My question is related to this post. Suppose I am minimizing the cross entropy between target and reference distributions in a specific domain $\Xi$ as follows:
$$\max_{p \in [0,1]^n} \sum_{x \in \Xi} f(x;q) \log f(x;p),$$
where $f(x;q) = \Pi_{i=1}^{n} f(x_i;q_i)$ is the joint Bernoulli law. The optimal solution is $p_i = E_{X \sim q} [X_i|X \in \Xi]$ shown in the previous post. I would like to show that, the total probability mass located on $x \in \Xi$ by the optimal reference distribution $f(x;p^{*})$ will be greater than or equal to the total probability mass located on $x \in \Xi$ domain by the target distribution $f(x;q)$. Mathematically, I need to show the following:
$$\sum_{x \in \Xi} f(x;p^{*}) \geq \sum_{x \in \Xi} f(x;q).$$
Intuitively, cross entropy minimization is equivalent to the maximum likelihood estimation, thus, the statement should hold true (at least under some conditions which I may overlook). Could you please help me to prove the above statement mathematically?
Best Answer
Let $F(\Xi;p) := \sum_{x \in \Xi} f(x;p),$ and $f(x;p|\Xi) := f(x;p)/F(\Xi;p)$, where the latter is the conditional law of $p$ given that $x$ lies in $\Xi$. You want to show that $F(\Xi;p^*) \ge F(\Xi;q)$. For this, first note that we can assume that for any $x \in \Xi, f(x;q) > 0,$ since otherwise this $x$ doesn't enter the optimisation anyway (equivalently, we can work with $\Xi' = \Xi - \{x : f(x;q) = 0\}$. Also note that $F(\Xi;p)> 0$ for any $p$ that optimises the objective, since otherwise $f(x;p) = 0$ for each $x$ and the optimal value would be $-\infty,$ but we know that $\sum f(x;q) \log f(x;q) > -\infty$.
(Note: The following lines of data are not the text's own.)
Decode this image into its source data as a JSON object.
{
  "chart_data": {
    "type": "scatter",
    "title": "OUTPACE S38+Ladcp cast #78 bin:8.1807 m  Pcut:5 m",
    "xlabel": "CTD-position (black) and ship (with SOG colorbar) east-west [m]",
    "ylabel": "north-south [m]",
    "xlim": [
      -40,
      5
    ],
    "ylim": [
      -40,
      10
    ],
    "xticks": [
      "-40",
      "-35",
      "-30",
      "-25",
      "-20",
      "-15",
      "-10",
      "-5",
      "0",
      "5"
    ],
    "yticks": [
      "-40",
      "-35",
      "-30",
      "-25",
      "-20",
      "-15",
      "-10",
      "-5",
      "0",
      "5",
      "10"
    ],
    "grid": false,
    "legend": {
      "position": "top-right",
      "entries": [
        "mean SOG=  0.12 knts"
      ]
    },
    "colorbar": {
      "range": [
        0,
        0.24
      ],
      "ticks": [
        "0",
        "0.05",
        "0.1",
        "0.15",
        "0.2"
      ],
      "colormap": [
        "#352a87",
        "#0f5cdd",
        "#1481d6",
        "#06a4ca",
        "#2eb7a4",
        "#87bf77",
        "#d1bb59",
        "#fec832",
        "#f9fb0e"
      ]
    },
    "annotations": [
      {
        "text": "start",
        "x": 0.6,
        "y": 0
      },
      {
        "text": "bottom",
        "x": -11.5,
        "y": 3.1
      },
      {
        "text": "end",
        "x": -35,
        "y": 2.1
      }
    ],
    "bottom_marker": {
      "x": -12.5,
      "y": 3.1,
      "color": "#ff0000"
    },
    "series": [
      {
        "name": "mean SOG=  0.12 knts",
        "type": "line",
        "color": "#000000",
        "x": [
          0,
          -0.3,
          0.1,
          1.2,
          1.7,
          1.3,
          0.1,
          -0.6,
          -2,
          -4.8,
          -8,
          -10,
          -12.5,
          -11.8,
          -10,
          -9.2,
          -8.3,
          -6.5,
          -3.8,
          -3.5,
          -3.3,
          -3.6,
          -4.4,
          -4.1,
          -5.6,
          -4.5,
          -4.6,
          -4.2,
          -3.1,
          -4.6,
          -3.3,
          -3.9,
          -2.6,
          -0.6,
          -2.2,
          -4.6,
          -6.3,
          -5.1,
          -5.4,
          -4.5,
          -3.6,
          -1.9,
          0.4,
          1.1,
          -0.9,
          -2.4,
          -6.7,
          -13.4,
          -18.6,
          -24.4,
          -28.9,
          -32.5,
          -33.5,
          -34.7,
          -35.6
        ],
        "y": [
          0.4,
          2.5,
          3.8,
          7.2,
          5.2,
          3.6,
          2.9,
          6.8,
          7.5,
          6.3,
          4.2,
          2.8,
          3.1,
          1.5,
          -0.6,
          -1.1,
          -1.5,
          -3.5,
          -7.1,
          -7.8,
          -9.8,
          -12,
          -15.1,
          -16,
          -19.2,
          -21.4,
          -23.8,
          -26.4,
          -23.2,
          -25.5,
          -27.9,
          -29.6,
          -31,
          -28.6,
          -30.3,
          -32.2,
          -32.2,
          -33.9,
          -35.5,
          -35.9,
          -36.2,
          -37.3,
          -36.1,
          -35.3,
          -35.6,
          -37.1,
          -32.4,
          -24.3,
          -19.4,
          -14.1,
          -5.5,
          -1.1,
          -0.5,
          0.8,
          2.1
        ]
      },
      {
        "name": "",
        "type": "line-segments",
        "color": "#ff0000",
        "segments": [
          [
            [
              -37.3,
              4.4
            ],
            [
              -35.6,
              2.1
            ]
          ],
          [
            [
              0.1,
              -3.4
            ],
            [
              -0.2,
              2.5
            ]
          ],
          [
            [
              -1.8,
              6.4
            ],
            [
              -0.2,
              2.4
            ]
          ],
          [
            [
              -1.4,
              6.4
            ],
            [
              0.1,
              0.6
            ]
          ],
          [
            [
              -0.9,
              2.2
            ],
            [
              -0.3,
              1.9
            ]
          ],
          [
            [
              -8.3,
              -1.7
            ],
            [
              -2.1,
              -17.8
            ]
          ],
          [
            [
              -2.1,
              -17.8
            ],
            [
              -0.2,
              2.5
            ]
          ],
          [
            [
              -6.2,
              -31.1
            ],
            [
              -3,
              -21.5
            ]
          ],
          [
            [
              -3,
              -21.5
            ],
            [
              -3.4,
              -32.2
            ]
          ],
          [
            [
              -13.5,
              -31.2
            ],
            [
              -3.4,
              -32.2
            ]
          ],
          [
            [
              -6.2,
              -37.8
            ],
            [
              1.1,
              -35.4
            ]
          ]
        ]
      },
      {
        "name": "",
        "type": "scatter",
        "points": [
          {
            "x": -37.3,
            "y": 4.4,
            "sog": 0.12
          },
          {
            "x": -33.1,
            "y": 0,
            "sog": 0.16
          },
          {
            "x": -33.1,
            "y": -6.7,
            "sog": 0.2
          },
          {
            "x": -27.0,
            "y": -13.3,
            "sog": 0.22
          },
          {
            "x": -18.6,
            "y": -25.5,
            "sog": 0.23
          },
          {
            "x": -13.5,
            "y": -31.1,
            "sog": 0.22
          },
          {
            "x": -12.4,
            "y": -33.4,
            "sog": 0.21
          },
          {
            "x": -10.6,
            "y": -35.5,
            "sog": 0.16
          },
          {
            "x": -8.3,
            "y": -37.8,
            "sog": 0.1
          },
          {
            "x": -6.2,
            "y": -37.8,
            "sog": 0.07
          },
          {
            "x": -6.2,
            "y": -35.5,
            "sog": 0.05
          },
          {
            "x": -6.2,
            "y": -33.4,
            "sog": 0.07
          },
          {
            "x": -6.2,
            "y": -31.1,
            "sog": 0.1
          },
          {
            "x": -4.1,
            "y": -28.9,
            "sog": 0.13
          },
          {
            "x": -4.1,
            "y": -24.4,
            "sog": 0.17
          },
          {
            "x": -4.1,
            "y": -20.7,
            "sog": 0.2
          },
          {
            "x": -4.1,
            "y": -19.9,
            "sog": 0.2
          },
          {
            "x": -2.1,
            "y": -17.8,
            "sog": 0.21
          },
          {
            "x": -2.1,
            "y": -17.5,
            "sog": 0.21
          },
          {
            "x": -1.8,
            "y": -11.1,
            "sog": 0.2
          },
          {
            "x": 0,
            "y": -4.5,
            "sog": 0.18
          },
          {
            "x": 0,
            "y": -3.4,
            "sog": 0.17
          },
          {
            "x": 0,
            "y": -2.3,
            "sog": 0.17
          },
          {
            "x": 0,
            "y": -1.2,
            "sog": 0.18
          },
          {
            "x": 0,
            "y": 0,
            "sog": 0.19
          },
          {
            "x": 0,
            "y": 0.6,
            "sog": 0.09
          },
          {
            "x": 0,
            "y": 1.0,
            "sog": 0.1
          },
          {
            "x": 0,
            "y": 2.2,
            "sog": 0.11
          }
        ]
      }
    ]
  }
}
Now, due to the optimality of $p^*,$ we know that \begin{align} \sum_\Xi f(x;q) \log \frac{f(x;p^*)}{f(x;q)} &\ge 0 \\ \iff \sum_{\Xi} f(x;q) \log \frac{f(x;p^*|\Xi) F(\Xi;p^*)}{f(x;q|\Xi) F(\Xi;q)} &\ge 0 \\ \iff \sum_\Xi f(x;q|\Xi) \log \frac{F(\Xi;p^*)}{F(\Xi;q)} & \ge \sum_\Xi f(x;q|\Xi) \log \frac{f(x;q|\Xi)}{f(x;p^*|\Xi)}\\ \iff \log \frac{F(\Xi;p^*)}{F(\Xi;q)} &\ge D(f(\cdot;q|\Xi) \|f(\cdot; p^*|\Xi) \ge 0,\end{align} and the conclusion follows. Here the first step is Bayes' law, the second step uses properties of the $\log,$ and factors out $F(\Xi;q)$ from each $f(x;q)$, the final step is the standard nonnegativity of KL divergence (Gibbs' inequality).
Note that this doesn't use any specific property of $f,$ so the argument is completely generic.